# Gauss-Jordan Elimination to solve for variables

I have the following linear system:

$$x + 2y - 3z = 4$$ $$3x - y + 5z = 2$$ $$4x + y + (s^2 - 14)z = s+2$$

Im trying to solve for $s$ to figure out how many solutions it has (if any).

I know how to implement Gauss-Jordan Elimination on matrices without variables but any help on how to go about solving this?
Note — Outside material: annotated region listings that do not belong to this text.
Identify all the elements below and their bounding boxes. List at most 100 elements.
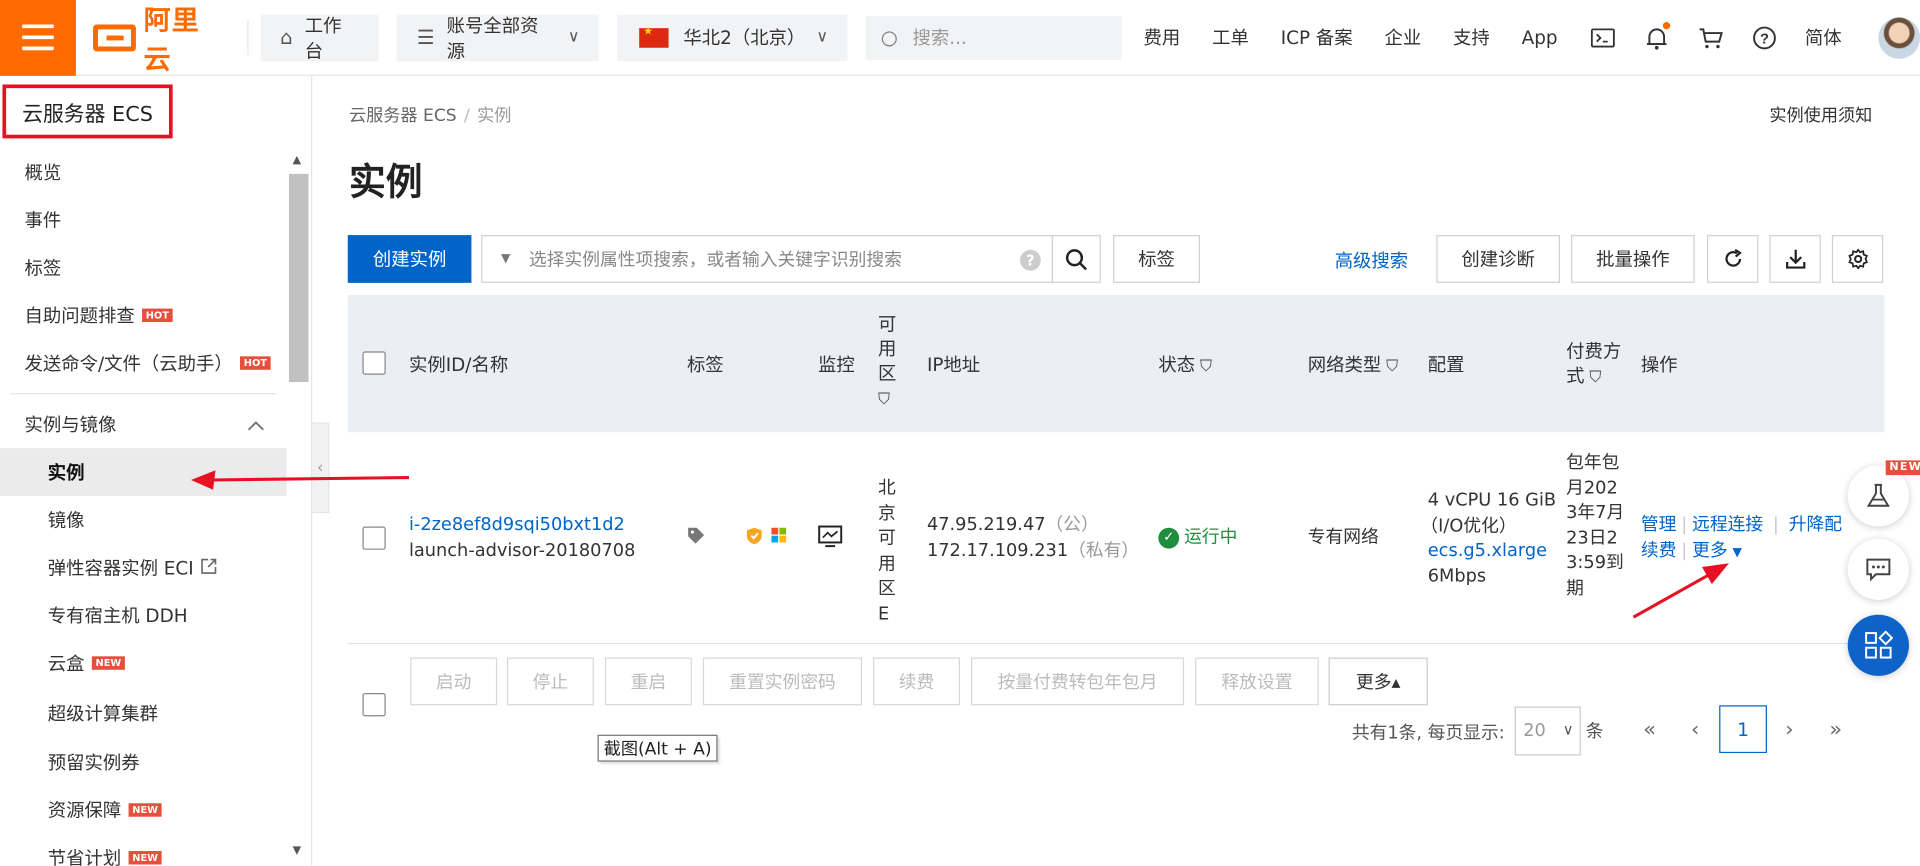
language-switch[interactable]: 简体 — [1805, 24, 1842, 50]
tag-button[interactable]: 标签 — [1113, 235, 1201, 283]
apps-icon[interactable] — [1847, 614, 1909, 676]
upgrade-link[interactable]: 升降配 — [1789, 516, 1842, 536]
bell-icon[interactable] — [1643, 21, 1671, 51]
create-diagnosis-button[interactable]: 创建诊断 — [1436, 235, 1561, 283]
batch-select-checkbox[interactable] — [362, 693, 386, 717]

• By implementing you mean Matlab/Mathematica/Excel... implementing? Commented Jan 22, 2014 at 9:44
• @Dmoreno Whoops, I mean I know how use Gauss-Jordan Elimination to get the reduced row echelon form for matrices without variables Commented Jan 22, 2014 at 9:46
• Ok. Notice that, if you put your system as $M \mathbf{x} = \mathbf{v}$, then $|M| = 112-7s^2$, which vanishes if $s = \pm 4$ and therefore there is no solution for the system. Everywhere else you can use GJ elimination as usual. If you are still stuck , let me know. Cheers! Commented Jan 22, 2014 at 9:50
• If the determinant vanishes there may either be no solutions or infinitely many. In fact in this problem $s=4$ leads to infinitely many solutions while $s=-4$ leads to no solutions. Commented Jan 22, 2014 at 9:58
• Sorry, I should have said the system has not unique solution. In fact, when $s=4$ the 3rd row becomes the sum of the first two others so the system becomes underdetermined. Thanks for the correction @coffeemath. Commented Jan 22, 2014 at 10:14

First we eliminate the first terms taking 3 of the first row from the second and 4 of the first row from the third, to get $$x+2y-3z=4$$ $$-7y+14z=-10$$ $$-7y+(s^{2}-2)z=s-14$$
Then we simply take 1 of the new second row from the new third row, and our transformed system is just $$x+2y-3z=4$$ $$-7y+14z=-10$$ $$(s^{2}-16)z=s-4$$
If $s=+4$, the last equation becomes $0=0$ and your set is underdetermined, with solution $$x=z+\frac{20}{7}, \quad y=2z+\frac{10}{7}$$ for any $z$. The solutions lie on a line.
If $s=-4$, the last equation becomes $0=-8$, and your set is overdetermined, with no solution.
If $s$ is any other value, then simply $z=\frac{1}{s+4}$ and the other variables can be found by back-substitution. This solution is unique.